Partnership of the Year: Port Richmond Partnership Leadership Academy
Port Richmond Partnership Leadership Academy
Established: Fall of 2013
Founded by: Wagner College and Port Richmond High School
Funding sources: New World Foundation and Wagner College
Five guiding pillars: Arts, Education, Health, Economic development, Immigration
The Port Richmond Partnership Leadership Academy gives Staten Island high school students exposure to a college experience and the opportunity to improve their community.
Now Wagner College, a private, liberal arts institution that created the academy in collaboration with the New World Foundation’s Civic Opportunities Initiative Network in 2013, is expanding some of those same experiences to elementary and middle school students.
“The whole idea of the entire pipeline is to figure out what college readiness looks like at all these levels,” says Kevin Bott, the dean of civic engagement at Wagner’s Center for Leadership and Community Engagement (CLCE).
The high school program targets sophomore students who would be the first in their families to attend college. The cohort of 12 participants take part in an intensive five-week program that begins in the summer before their junior year. They take high school and college courses, complete service projects and spend time living on campus.

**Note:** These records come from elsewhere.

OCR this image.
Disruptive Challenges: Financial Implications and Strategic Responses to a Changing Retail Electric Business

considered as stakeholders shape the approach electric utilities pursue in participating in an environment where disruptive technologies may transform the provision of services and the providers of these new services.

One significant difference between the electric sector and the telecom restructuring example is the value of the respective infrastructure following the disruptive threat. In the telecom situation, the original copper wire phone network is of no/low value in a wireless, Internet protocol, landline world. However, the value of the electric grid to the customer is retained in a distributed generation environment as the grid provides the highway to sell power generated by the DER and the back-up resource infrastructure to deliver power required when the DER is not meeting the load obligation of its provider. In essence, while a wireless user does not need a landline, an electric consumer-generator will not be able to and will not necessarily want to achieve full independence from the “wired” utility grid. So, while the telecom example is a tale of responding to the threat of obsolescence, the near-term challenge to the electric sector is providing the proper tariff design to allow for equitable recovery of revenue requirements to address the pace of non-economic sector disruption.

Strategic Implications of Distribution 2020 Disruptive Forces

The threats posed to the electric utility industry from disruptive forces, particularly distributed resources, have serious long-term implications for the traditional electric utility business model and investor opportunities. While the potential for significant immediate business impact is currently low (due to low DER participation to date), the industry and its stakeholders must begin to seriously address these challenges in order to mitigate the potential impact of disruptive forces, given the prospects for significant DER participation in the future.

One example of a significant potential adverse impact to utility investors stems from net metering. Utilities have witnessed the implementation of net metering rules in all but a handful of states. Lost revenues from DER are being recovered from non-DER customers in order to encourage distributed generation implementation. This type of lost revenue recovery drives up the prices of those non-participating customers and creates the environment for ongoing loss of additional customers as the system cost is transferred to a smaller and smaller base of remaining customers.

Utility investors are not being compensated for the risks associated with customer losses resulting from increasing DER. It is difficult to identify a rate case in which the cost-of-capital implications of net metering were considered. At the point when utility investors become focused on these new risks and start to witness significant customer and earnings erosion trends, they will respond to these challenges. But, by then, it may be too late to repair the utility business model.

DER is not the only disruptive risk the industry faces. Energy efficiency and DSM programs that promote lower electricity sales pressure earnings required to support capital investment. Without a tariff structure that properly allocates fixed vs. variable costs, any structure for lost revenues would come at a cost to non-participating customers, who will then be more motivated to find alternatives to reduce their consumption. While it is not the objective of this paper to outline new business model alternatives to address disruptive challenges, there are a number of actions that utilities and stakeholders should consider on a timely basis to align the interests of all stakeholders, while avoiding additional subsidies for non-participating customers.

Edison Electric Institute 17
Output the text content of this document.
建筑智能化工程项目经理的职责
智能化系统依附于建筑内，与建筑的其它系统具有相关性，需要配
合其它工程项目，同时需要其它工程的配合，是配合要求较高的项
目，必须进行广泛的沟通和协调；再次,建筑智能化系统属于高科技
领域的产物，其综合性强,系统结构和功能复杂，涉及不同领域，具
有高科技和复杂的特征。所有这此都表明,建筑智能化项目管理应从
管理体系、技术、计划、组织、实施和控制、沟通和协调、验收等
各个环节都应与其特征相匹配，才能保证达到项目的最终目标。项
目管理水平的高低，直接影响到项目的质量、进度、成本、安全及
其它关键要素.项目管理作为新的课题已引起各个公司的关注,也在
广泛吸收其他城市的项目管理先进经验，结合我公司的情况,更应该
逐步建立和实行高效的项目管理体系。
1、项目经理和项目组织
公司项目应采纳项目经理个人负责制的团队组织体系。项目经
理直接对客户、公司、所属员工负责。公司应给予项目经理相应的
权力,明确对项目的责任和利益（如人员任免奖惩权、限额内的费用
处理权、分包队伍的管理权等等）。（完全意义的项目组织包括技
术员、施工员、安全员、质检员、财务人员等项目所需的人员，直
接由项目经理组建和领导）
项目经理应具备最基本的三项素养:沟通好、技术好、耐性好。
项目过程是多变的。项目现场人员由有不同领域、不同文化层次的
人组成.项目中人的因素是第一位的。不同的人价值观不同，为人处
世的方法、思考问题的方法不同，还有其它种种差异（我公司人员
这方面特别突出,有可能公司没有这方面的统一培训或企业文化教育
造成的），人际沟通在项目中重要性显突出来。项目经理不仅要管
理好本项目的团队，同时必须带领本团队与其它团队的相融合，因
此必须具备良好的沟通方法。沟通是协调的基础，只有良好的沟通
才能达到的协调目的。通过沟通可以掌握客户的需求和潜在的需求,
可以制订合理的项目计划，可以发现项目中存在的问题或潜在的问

They repeat the summer program before their senior year, and before they enter college.
They’re ready for the rigors of the classroom, ready for the independence that a lot of first-generation college students don’t usually have.—Kevin Bott, the dean of civic engagement at Wagner’s Center for Leadership and Community Engagement (CLCE)
“They live like college students, and they are treated like college students,” says Leo Schuchert, who served as a mentor for the students during the academy’s first summer. He was also the first coordinator of the Wagner College Raiders Center, an office at Port Richmond High where students participate in weekly seminars that might include workshops, movies, debates, and reading assignments on issues such as poverty, immigration and hunger.
“These are kids who show a lot of promise and need the extra support,” Bott says, adding that by the time the academy students finish high school, “they’re ready for the rigors of the classroom, ready for the independence that a lot of first-generation college students don’t usually have.”
Last year, the a similar academy program for 12 students was launched at Edwin Markham Intermediate School 51, and the coordinator of the Markham program also spends one day a week at P.S. 21 Margaret Emery-Elm Park School where partnership leaders are conducting a needs assessment and implementing some college awareness programs for the elementary school students.
The college readiness initiative is part of the Port Richmond Partnership, a broader relationship between Wagner and the Port Richmond community that began in 2005 when Wagner College President Richard Guarasci and Timothy Gannon, the former principal at Port Richmond High met for breakfast.
The Raiders Center at the high school serves as the hub for nonprofit organizations that work with Wagner as part of the partnership and offer students summer internships. Students, for example, have worked on a community asset map, built and tended a community garden and painted murals.
All students at the high school can also find college information at the Raiders Center, and other partnerships have evolved, such as a nutrition project involving Wagner College’s nursing students and the high school’s culinary arts program. Over time, students have developed what Gannon calls “college self-esteem” or the belief “that they can go to college and succeed in college
As Wagner College continues its work at the elementary and middle school levels in Port Richmond, leaders will continue to have lessons on how to establish strong partnerships as well as what it takes to give students, even in the early grades, a path toward postsecondary success and a desire to improve their communities.